Ilustrasi |
Kata isra berarti sebuah
perjalanan di tengah malam hari. Dalam bahasa agama, istilah malam hari juga
mengandung makna sebuah kegelapan yang menawarkan keheningan. Di saat orang
tengah tidur nyenyak dalam pelukan malam, justru seorang pencinta damai dan
pencerahan hati dipanggil Tuhan untuk bangun menunaikan shalat Tahajud,
beranjangsana dengan-Nya dalam suasana batin yang amat privat.

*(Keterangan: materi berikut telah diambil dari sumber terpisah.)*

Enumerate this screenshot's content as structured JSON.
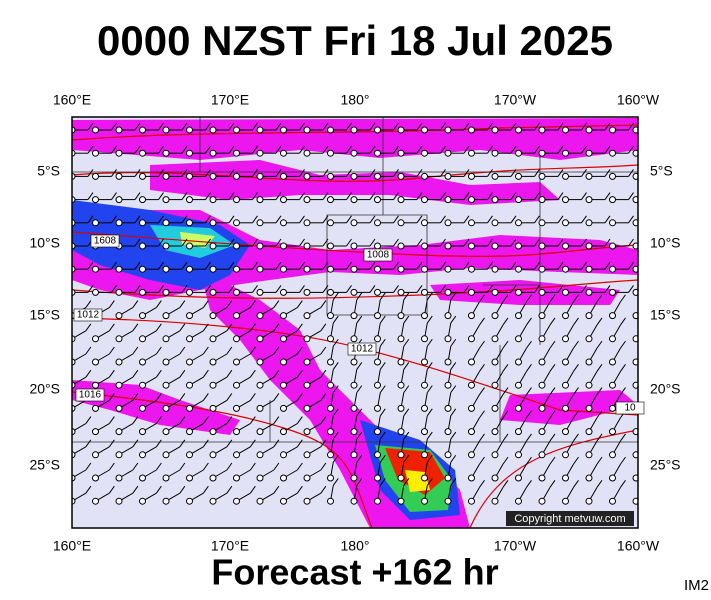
{
  "title": "0000 NZST Fri 18 Jul 2025",
  "top_labels": [
    "160°E",
    "170°E",
    "180°",
    "170°W",
    "160°W"
  ],
  "bottom_labels": [
    "160°E",
    "170°E",
    "180°",
    "170°W",
    "160°W"
  ],
  "left_labels": [
    "5°S",
    "10°S",
    "15°S",
    "20°S",
    "25°S"
  ],
  "right_labels": [
    "5°S",
    "10°S",
    "15°S",
    "20°S",
    "25°S"
  ],
  "isobar_labels": [
    "1608",
    "1008",
    "1012",
    "1012",
    "1016",
    "10"
  ],
  "copyright": "Copyright metvuw.com",
  "footer": "Forecast +162 hr",
  "code": "IM2"
}
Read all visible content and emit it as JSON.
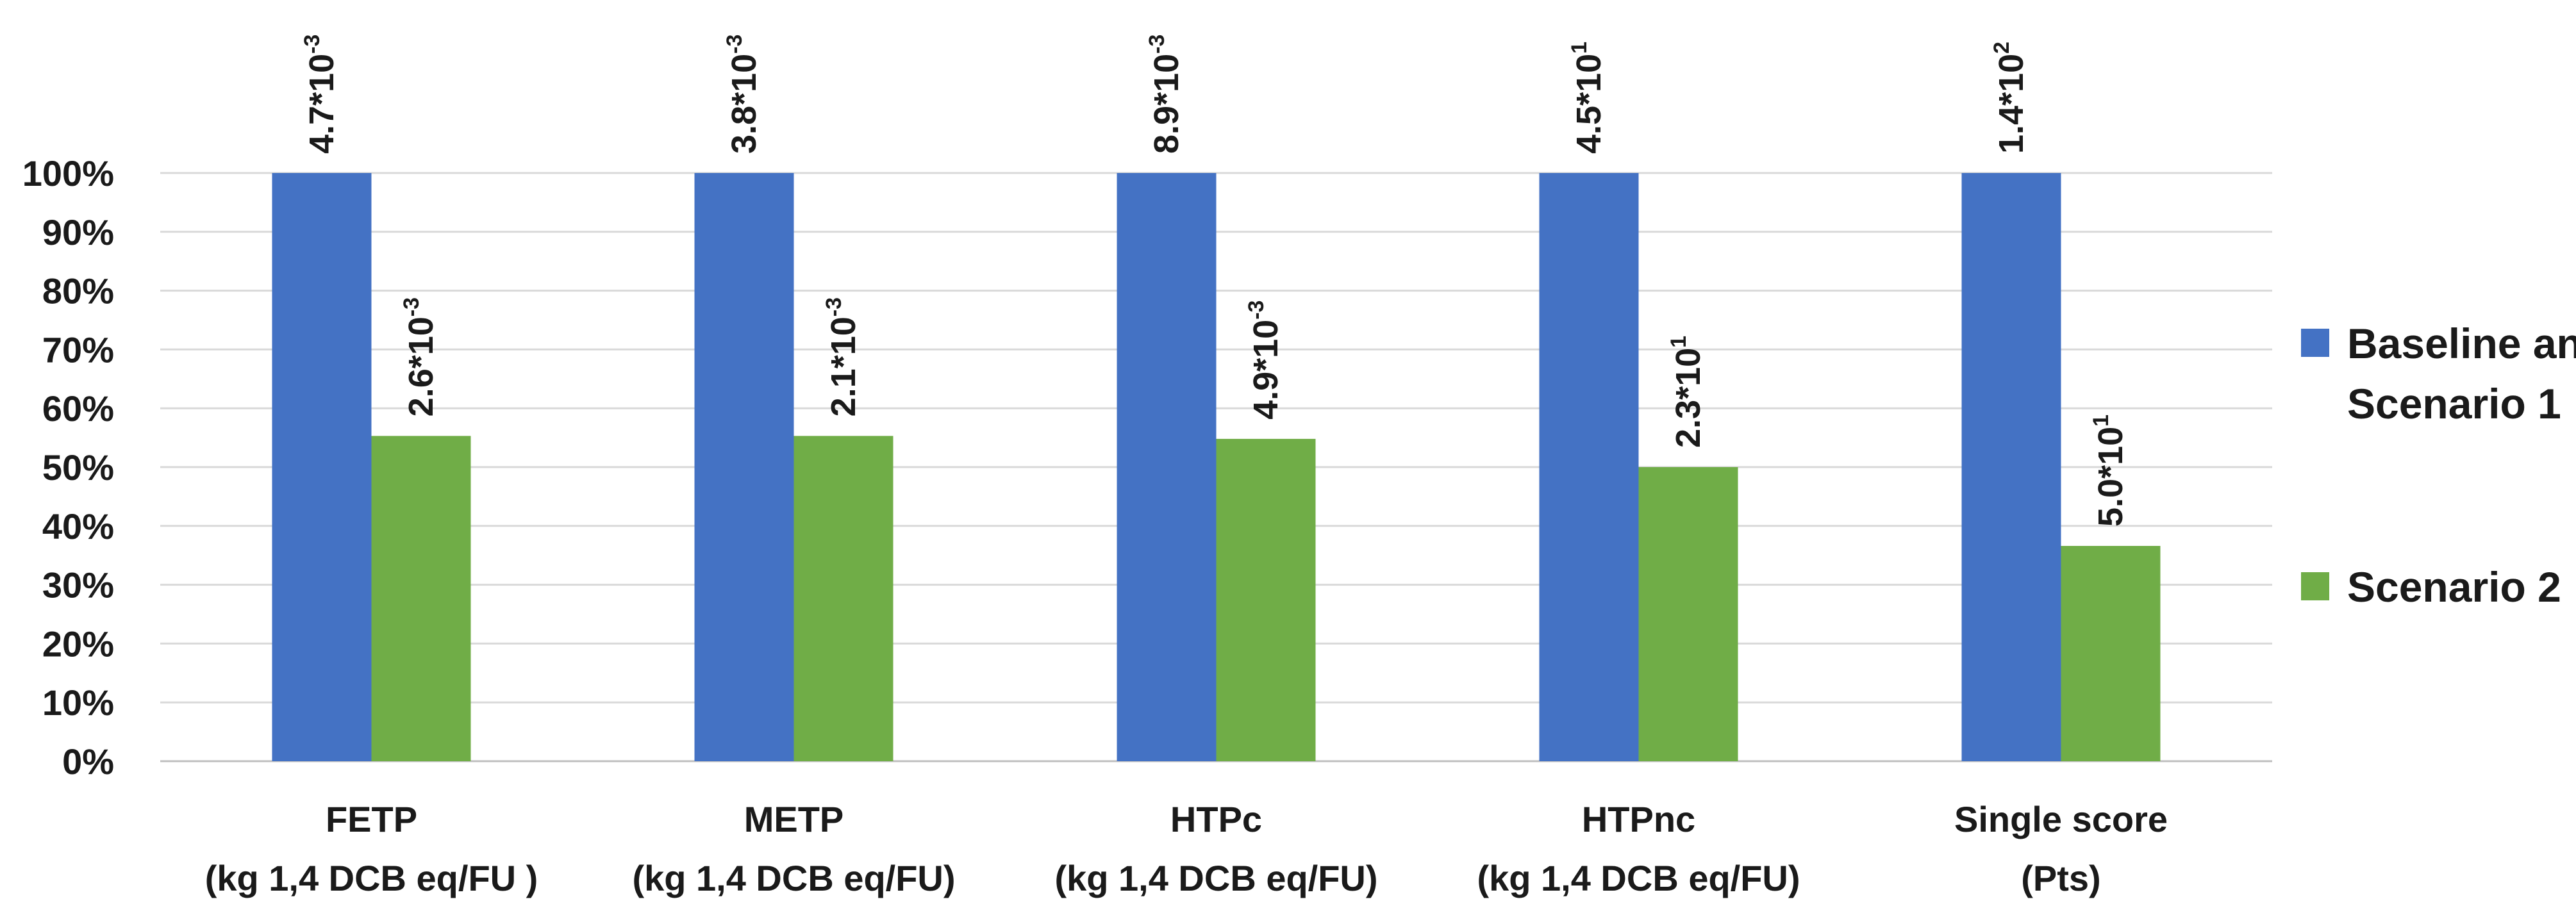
{
  "chart_data": {
    "type": "bar",
    "title": "",
    "xlabel": "",
    "ylabel": "",
    "ylim": [
      0,
      100
    ],
    "yticks": [
      "0%",
      "10%",
      "20%",
      "30%",
      "40%",
      "50%",
      "60%",
      "70%",
      "80%",
      "90%",
      "100%"
    ],
    "grid": true,
    "legend_position": "right",
    "categories": [
      {
        "line1": "FETP",
        "line2": "(kg 1,4 DCB eq/FU )"
      },
      {
        "line1": "METP",
        "line2": "(kg 1,4 DCB eq/FU)"
      },
      {
        "line1": "HTPc",
        "line2": "(kg 1,4 DCB eq/FU)"
      },
      {
        "line1": "HTPnc",
        "line2": "(kg 1,4 DCB eq/FU)"
      },
      {
        "line1": "Single score",
        "line2": "(Pts)"
      }
    ],
    "series": [
      {
        "name_line1": "Baseline and",
        "name_line2": "Scenario 1",
        "color": "#4472C4",
        "values": [
          100,
          100,
          100,
          100,
          100
        ],
        "labels": [
          {
            "mantissa": "4.7*10",
            "exp": "-3"
          },
          {
            "mantissa": "3.8*10",
            "exp": "-3"
          },
          {
            "mantissa": "8.9*10",
            "exp": "-3"
          },
          {
            "mantissa": "4.5*10",
            "exp": "1"
          },
          {
            "mantissa": "1.4*10",
            "exp": "2"
          }
        ]
      },
      {
        "name_line1": "Scenario 2",
        "name_line2": "",
        "color": "#70AD47",
        "values": [
          55.3,
          55.3,
          54.8,
          50.0,
          36.6
        ],
        "labels": [
          {
            "mantissa": "2.6*10",
            "exp": "-3"
          },
          {
            "mantissa": "2.1*10",
            "exp": "-3"
          },
          {
            "mantissa": "4.9*10",
            "exp": "-3"
          },
          {
            "mantissa": "2.3*10",
            "exp": "1"
          },
          {
            "mantissa": "5.0*10",
            "exp": "1"
          }
        ]
      }
    ]
  }
}
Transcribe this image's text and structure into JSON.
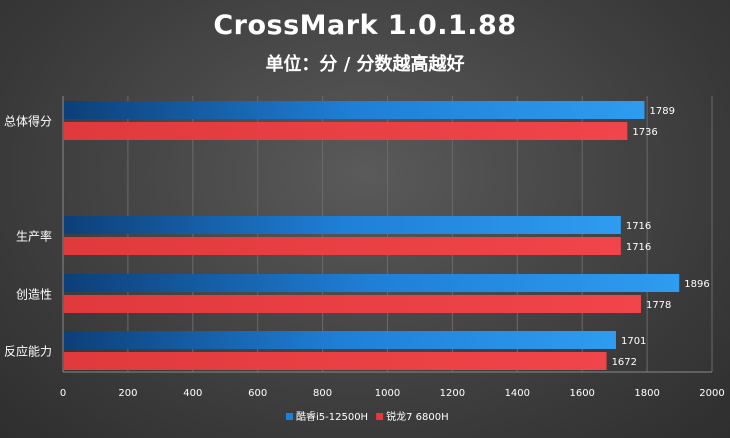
{
  "chart_data": {
    "type": "bar",
    "orientation": "horizontal",
    "title": "CrossMark 1.0.1.88",
    "subtitle": "单位：分 / 分数越高越好",
    "categories": [
      "总体得分",
      "生产率",
      "创造性",
      "反应能力"
    ],
    "series": [
      {
        "name": "酷睿i5-12500H",
        "color": "#1a82d8",
        "values": [
          1789,
          1716,
          1896,
          1701
        ]
      },
      {
        "name": "锐龙7 6800H",
        "color": "#e8373a",
        "values": [
          1736,
          1716,
          1778,
          1672
        ]
      }
    ],
    "xlim": [
      0,
      2000
    ],
    "xticks": [
      "0",
      "200",
      "400",
      "600",
      "800",
      "1000",
      "1200",
      "1400",
      "1600",
      "1800",
      "2000"
    ],
    "grid": true,
    "legend_position": "bottom"
  }
}
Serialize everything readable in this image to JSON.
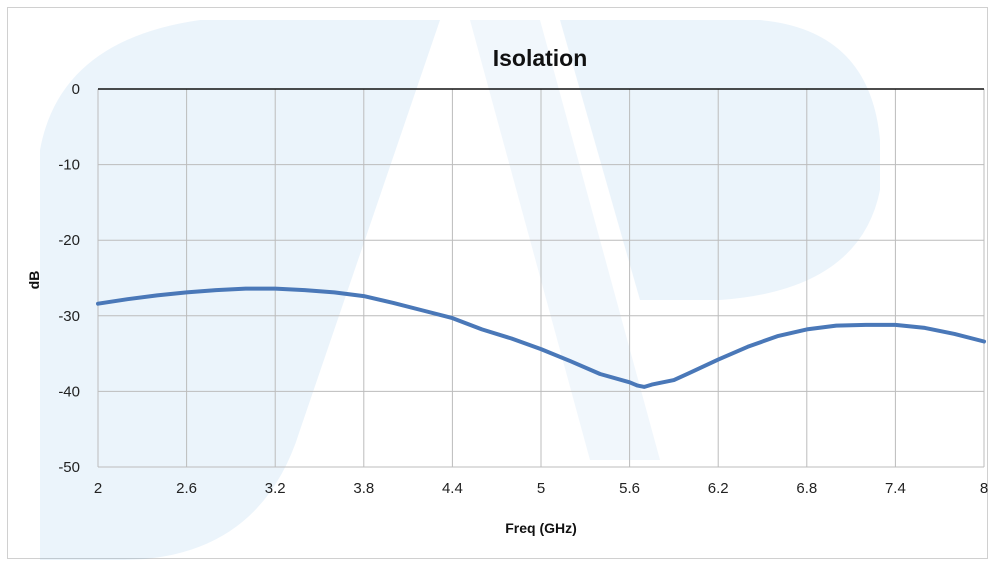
{
  "chart_data": {
    "type": "line",
    "title": "Isolation",
    "xlabel": "Freq (GHz)",
    "ylabel": "dB",
    "xlim": [
      2,
      8
    ],
    "ylim": [
      -50,
      0
    ],
    "x_ticks": [
      "2",
      "2.6",
      "3.2",
      "3.8",
      "4.4",
      "5",
      "5.6",
      "6.2",
      "6.8",
      "7.4",
      "8"
    ],
    "y_ticks": [
      "0",
      "-10",
      "-20",
      "-30",
      "-40",
      "-50"
    ],
    "grid": true,
    "legend": "none",
    "series": [
      {
        "color": "#4a78b8",
        "x": [
          2.0,
          2.2,
          2.4,
          2.6,
          2.8,
          3.0,
          3.2,
          3.4,
          3.6,
          3.8,
          4.0,
          4.2,
          4.4,
          4.6,
          4.8,
          5.0,
          5.2,
          5.4,
          5.6,
          5.65,
          5.7,
          5.75,
          5.8,
          5.9,
          6.0,
          6.2,
          6.4,
          6.6,
          6.8,
          7.0,
          7.2,
          7.4,
          7.6,
          7.8,
          8.0
        ],
        "values": [
          -28.4,
          -27.8,
          -27.3,
          -26.9,
          -26.6,
          -26.4,
          -26.4,
          -26.6,
          -26.9,
          -27.4,
          -28.3,
          -29.3,
          -30.3,
          -31.8,
          -33.0,
          -34.4,
          -36.0,
          -37.7,
          -38.8,
          -39.2,
          -39.4,
          -39.1,
          -38.9,
          -38.5,
          -37.6,
          -35.8,
          -34.1,
          -32.7,
          -31.8,
          -31.3,
          -31.2,
          -31.2,
          -31.6,
          -32.4,
          -33.4
        ]
      }
    ]
  }
}
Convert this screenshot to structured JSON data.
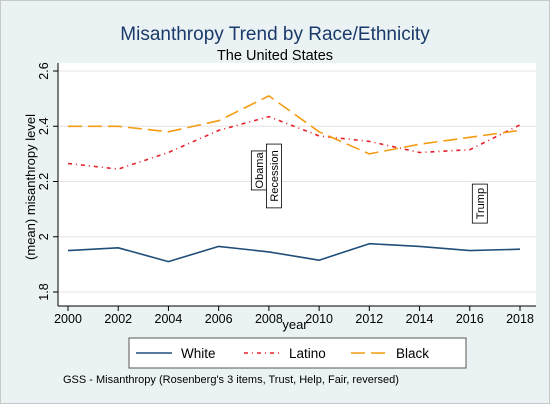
{
  "chart_data": {
    "type": "line",
    "title": "Misanthropy Trend by Race/Ethnicity",
    "subtitle": "The United States",
    "xlabel": "year",
    "ylabel": "(mean) misanthropy level",
    "x": [
      2000,
      2002,
      2004,
      2006,
      2008,
      2010,
      2012,
      2014,
      2016,
      2018
    ],
    "xlim": [
      2000,
      2018
    ],
    "ylim": [
      1.8,
      2.6
    ],
    "xticks": [
      2000,
      2002,
      2004,
      2006,
      2008,
      2010,
      2012,
      2014,
      2016,
      2018
    ],
    "yticks": [
      1.8,
      2,
      2.2,
      2.4,
      2.6
    ],
    "grid": true,
    "legend_position": "bottom",
    "series": [
      {
        "name": "White",
        "color": "#1f4e79",
        "style": "solid",
        "values": [
          1.95,
          1.96,
          1.91,
          1.965,
          1.945,
          1.915,
          1.975,
          1.965,
          1.95,
          1.955
        ]
      },
      {
        "name": "Latino",
        "color": "#e8202a",
        "style": "dash-dot",
        "values": [
          2.265,
          2.245,
          2.305,
          2.385,
          2.435,
          2.365,
          2.345,
          2.305,
          2.315,
          2.405
        ]
      },
      {
        "name": "Black",
        "color": "#f39c12",
        "style": "long-dash",
        "values": [
          2.4,
          2.4,
          2.38,
          2.42,
          2.51,
          2.38,
          2.3,
          2.335,
          2.36,
          2.385
        ]
      }
    ],
    "annotations": [
      {
        "text": "Obama",
        "x": 2007.6,
        "y": 2.24
      },
      {
        "text": "Recession",
        "x": 2008.2,
        "y": 2.22
      },
      {
        "text": "Trump",
        "x": 2016.4,
        "y": 2.12
      }
    ],
    "note": "GSS - Misanthropy (Rosenberg's 3 items, Trust, Help, Fair, reversed)"
  }
}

Setiap malam seorang muslim sesungguhnya memperoleh panggilan untuk
melakukan isra’ sebuah perjalanan malam yang amat berat karena harus berhasil
mematahkan dorongan nafsu untuk tidur disertai buaian mimpi. Menurut hasil
kajian psikologi, mereka yang membiasakan bangun malam lalu merenungkan makna
dan tujuan hidup dalam suasana hati dan pikiran yang jernih serta dalam suasana
privasi, maka kecerdasan spiritualnya (SQ-spiritual quotient) akan semakin
tajam sehingga seseorang menjadi lebih bijak (wise). Seorang yang SQ-nya tinggi akan lebih mampu mengendalikan
dirinya ditengah badai dan cuaca kehidupan yang bergejolak dan tidak bersahabat
karena kedekatannya dengan Tuhan yang belaian kasih-Nya selalu dirasakan
dalam setiap detak jantung dan langkah kakinya. Dan salah satu jalan yang paling
efektif untuk meningkatkan SQ adalah membiasakan isra, bangun malam untuk
berzikir dan berefleksi tentang hidup sembari memohon bimbingan Tuhan.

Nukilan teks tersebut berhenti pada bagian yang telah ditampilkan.